Costa Rica llega a 53 comunidades amigables con la vejez: cuarta de América Latina

Sep 11, 2026 | Frecuencia de vida, slider frecuencia de vida | 0 Comentarios

Autor: Costa Rica Mayor

FRECUENCIA VIDA.  Por: Eduardo Méndez, Director de www.costaricamayor.com 

La incorporación de Monteverde, Santa Cruz, Puerto Jiménez y Palmares coloca al país detrás de Chile, México y Brasil. El logro se produce mientras se acerca el momento en que una de cada cuatro personas tendrá 65 años o más. La pregunta ya no es cuántas municipalidades firman, sino qué cambia en la acera de la esquina.

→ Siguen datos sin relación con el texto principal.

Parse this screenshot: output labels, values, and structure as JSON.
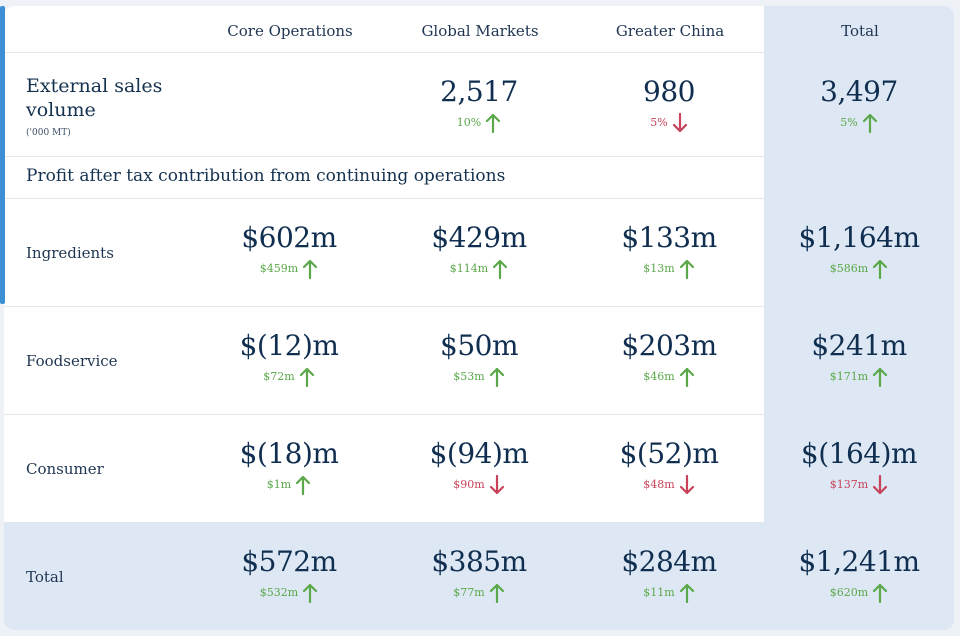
{
  "columns": [
    "Core Operations",
    "Global Markets",
    "Greater China",
    "Total"
  ],
  "sales": {
    "label": "External sales volume",
    "unit": "('000 MT)",
    "global": {
      "value": "2,517",
      "change": "10%",
      "dir": "up"
    },
    "china": {
      "value": "980",
      "change": "5%",
      "dir": "down"
    },
    "total": {
      "value": "3,497",
      "change": "5%",
      "dir": "up"
    }
  },
  "section_title": "Profit after tax contribution from continuing operations",
  "rows": [
    {
      "label": "Ingredients",
      "cells": [
        {
          "value": "$602m",
          "change": "$459m",
          "dir": "up"
        },
        {
          "value": "$429m",
          "change": "$114m",
          "dir": "up"
        },
        {
          "value": "$133m",
          "change": "$13m",
          "dir": "up"
        },
        {
          "value": "$1,164m",
          "change": "$586m",
          "dir": "up"
        }
      ]
    },
    {
      "label": "Foodservice",
      "cells": [
        {
          "value": "$(12)m",
          "change": "$72m",
          "dir": "up"
        },
        {
          "value": "$50m",
          "change": "$53m",
          "dir": "up"
        },
        {
          "value": "$203m",
          "change": "$46m",
          "dir": "up"
        },
        {
          "value": "$241m",
          "change": "$171m",
          "dir": "up"
        }
      ]
    },
    {
      "label": "Consumer",
      "cells": [
        {
          "value": "$(18)m",
          "change": "$1m",
          "dir": "up"
        },
        {
          "value": "$(94)m",
          "change": "$90m",
          "dir": "down"
        },
        {
          "value": "$(52)m",
          "change": "$48m",
          "dir": "down"
        },
        {
          "value": "$(164)m",
          "change": "$137m",
          "dir": "down"
        }
      ]
    },
    {
      "label": "Total",
      "cells": [
        {
          "value": "$572m",
          "change": "$532m",
          "dir": "up"
        },
        {
          "value": "$385m",
          "change": "$77m",
          "dir": "up"
        },
        {
          "value": "$284m",
          "change": "$11m",
          "dir": "up"
        },
        {
          "value": "$1,241m",
          "change": "$620m",
          "dir": "up"
        }
      ]
    }
  ],
  "colors": {
    "up": "#5aa84a",
    "down": "#c8435a",
    "accent": "#3d8fd6",
    "total_bg": "#dde8f4"
  }
}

Costa Rica acaba de sumar cuatro nuevas municipalidades a la iniciativa de Ciudades y Comunidades Amigables con las Personas Mayores. Con la entrada de Monteverde, Santa Cruz, Puerto Jiménez y Palmares, el país alcanza 53 territorios adheridos y se ubica como el cuarto de América Latina con mayor número de localidades participantes, solo detrás de Chile, México y Brasil, según informó la Asociación Nacional de Alcaldías e Intendencias (ANAI).

Es una buena noticia. Pero conviene leerla con precisión, porque el número por sí solo no dice todavía lo más importante: si una persona de 80 años puede hoy salir de su casa, tomar un autobús, cruzar la calle y regresar sin que el trayecto se convierta en una carrera de obstáculos.

Qué significa realmente una ciudad amigable

El término se presta a un malentendido cómodo. Muchas veces se asocia una comunidad amigable con las actividades recreativas para personas mayores: el baile del martes, la gimnasia en el parque, la celebración de fin de año. Todo eso suma, pero se queda muy corto frente a lo que la iniciativa realmente propone.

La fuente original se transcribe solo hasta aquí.